The negative findings of the current study are also equally important. There was no difference in LOS and 30- or 90-day mortality between the NAC and noNAC groups. Additionally, these data points were not affected by database-specific definitions, thus suggesting that NAC does not lead to worse perioperative outcomes compared with upfront surgery. These findings are also similar to the PREOPANC study where NAT was not associated with an increase in LOS or perioperative mortality.13

The major intent/goal of NAT in PDAC is to improve oncologic outcomes and minimize perioperative morbidity and mortality. In the current study, there was no significant difference in the median survival of the matched NAC versus noNAC groups (27 vs. 26 months, p = 0.2).10 The SWOG 1505 trial reported a median survival of 22.4 months in the FOLFIRINOX arm versus 23.6 months for gemcitabine nab-pactlitaxel.16 These median survivals are not comparable with the 54.4 months and 35 months for adjuvant FOLFIRINOX and gemcitabine alone, respectively, in the adjuvant PRODIGE24 trial;4 however, both studies had limitations as the SWOG trial did not have an upfront surgery arm and the PRODIGE 24 trial only enrolled the best postoperative candidates. The ongoing Alliance 021806 trial with perioperative chemotherapy (modified FOLFIRINOX) and surgery versus upfront surgery followed by adjuvant chemotherapy (modified FOLFIRINOX) will shed further light on the effectiveness of NAT with regard to oncologic and perioperative outcomes.
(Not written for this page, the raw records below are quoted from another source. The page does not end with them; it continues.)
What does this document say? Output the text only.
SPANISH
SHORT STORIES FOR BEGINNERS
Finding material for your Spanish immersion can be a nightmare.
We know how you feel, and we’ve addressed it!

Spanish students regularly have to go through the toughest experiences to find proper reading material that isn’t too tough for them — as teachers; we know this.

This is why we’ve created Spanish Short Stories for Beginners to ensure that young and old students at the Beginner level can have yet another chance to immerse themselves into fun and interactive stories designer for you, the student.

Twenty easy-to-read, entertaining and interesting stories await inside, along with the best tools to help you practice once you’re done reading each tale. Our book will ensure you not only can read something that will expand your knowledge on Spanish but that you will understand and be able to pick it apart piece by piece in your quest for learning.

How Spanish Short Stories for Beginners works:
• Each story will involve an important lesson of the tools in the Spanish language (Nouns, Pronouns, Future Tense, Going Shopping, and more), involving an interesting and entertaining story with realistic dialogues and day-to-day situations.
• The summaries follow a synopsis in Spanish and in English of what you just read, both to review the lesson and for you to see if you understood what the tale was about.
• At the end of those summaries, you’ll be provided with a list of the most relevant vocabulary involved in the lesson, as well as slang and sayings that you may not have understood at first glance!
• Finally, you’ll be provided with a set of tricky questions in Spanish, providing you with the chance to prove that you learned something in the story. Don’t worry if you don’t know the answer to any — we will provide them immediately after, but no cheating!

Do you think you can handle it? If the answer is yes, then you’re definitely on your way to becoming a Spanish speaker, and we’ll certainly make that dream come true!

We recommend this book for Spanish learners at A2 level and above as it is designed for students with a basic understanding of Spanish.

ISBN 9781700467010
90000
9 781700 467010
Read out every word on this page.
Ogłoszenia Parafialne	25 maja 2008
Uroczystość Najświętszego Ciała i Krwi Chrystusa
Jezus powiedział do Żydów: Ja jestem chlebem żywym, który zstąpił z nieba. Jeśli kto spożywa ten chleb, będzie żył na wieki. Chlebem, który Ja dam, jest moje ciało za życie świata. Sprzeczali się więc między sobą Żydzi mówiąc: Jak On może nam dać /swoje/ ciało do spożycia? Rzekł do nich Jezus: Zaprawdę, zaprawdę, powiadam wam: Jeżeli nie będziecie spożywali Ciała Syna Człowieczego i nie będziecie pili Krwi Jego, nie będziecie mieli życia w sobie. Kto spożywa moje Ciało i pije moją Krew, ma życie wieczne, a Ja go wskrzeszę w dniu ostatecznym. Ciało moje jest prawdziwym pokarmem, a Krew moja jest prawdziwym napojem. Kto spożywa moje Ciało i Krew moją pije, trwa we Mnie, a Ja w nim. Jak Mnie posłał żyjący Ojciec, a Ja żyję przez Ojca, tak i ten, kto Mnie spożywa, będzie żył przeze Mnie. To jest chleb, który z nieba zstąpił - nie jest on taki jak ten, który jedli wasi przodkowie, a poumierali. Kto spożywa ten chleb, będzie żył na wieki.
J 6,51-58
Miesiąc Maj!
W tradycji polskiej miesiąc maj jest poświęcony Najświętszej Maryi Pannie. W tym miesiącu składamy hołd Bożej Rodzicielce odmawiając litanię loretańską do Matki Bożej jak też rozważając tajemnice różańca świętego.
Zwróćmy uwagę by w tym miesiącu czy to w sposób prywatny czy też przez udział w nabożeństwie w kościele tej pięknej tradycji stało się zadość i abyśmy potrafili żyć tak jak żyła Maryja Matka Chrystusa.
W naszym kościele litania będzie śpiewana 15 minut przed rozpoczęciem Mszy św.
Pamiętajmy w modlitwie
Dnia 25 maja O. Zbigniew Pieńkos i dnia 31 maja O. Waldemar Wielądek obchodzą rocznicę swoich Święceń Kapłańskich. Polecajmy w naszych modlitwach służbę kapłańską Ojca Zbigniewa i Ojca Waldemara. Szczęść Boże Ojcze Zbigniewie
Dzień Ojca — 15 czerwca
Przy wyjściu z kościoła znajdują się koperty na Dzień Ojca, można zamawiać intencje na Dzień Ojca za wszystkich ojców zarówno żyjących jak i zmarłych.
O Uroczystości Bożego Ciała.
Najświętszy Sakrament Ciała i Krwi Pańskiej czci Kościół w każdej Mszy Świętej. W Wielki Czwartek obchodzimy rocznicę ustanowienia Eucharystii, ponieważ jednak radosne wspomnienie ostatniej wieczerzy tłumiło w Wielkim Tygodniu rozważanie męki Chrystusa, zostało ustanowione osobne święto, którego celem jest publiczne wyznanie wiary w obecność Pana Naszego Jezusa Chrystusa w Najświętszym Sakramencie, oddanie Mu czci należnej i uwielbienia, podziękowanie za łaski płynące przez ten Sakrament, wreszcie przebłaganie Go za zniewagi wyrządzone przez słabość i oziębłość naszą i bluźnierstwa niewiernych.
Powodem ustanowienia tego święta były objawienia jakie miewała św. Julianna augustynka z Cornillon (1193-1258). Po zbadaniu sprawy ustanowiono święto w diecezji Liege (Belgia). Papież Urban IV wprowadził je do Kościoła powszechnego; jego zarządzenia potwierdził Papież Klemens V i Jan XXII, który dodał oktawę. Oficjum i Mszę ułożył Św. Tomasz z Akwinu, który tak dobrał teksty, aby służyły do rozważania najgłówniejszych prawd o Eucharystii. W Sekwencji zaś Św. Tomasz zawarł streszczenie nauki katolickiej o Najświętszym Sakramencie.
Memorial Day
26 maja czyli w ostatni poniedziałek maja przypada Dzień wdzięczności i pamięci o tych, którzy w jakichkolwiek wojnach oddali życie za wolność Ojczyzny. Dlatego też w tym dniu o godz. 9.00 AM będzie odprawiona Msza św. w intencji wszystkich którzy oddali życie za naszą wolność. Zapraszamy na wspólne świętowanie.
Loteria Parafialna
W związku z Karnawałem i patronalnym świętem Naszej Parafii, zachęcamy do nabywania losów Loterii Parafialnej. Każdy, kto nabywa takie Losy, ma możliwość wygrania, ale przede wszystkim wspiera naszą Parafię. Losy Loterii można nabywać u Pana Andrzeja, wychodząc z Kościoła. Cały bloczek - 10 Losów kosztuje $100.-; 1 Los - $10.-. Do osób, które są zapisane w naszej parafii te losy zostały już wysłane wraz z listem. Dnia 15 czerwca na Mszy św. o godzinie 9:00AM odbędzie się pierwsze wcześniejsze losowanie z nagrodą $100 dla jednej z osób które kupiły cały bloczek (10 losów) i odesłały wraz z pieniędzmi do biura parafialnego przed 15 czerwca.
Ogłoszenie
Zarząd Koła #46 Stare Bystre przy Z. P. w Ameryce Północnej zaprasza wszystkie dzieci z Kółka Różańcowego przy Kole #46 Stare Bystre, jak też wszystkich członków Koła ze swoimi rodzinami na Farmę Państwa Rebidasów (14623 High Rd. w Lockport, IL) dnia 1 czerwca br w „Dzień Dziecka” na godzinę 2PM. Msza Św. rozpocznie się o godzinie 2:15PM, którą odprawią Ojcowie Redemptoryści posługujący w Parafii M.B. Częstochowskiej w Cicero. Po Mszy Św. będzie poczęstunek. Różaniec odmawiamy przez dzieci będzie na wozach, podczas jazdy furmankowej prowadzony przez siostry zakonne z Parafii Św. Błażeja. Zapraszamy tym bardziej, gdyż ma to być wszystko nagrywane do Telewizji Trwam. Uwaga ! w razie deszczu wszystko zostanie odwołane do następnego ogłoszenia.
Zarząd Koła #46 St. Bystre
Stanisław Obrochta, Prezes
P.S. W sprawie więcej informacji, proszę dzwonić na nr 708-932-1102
Despite the above limitations, this study will add to the body of literature to demonstrate the safety of NAC in the perioperative setting, with comparable median survival with upfront surgery.10 Although NCDB data suggest a reduction in readmission rates, the definition of readmission in the NCDB may introduce bias in the calculations. Nonetheless, the current manuscript also calls for a standardized definition of readmission rates after pancreatic surgery. Ongoing randomized studies will provide further comparative data on the oncologic effectiveness and perioperative outcomes of NAT compared with upfront surgery for resectable PDAC.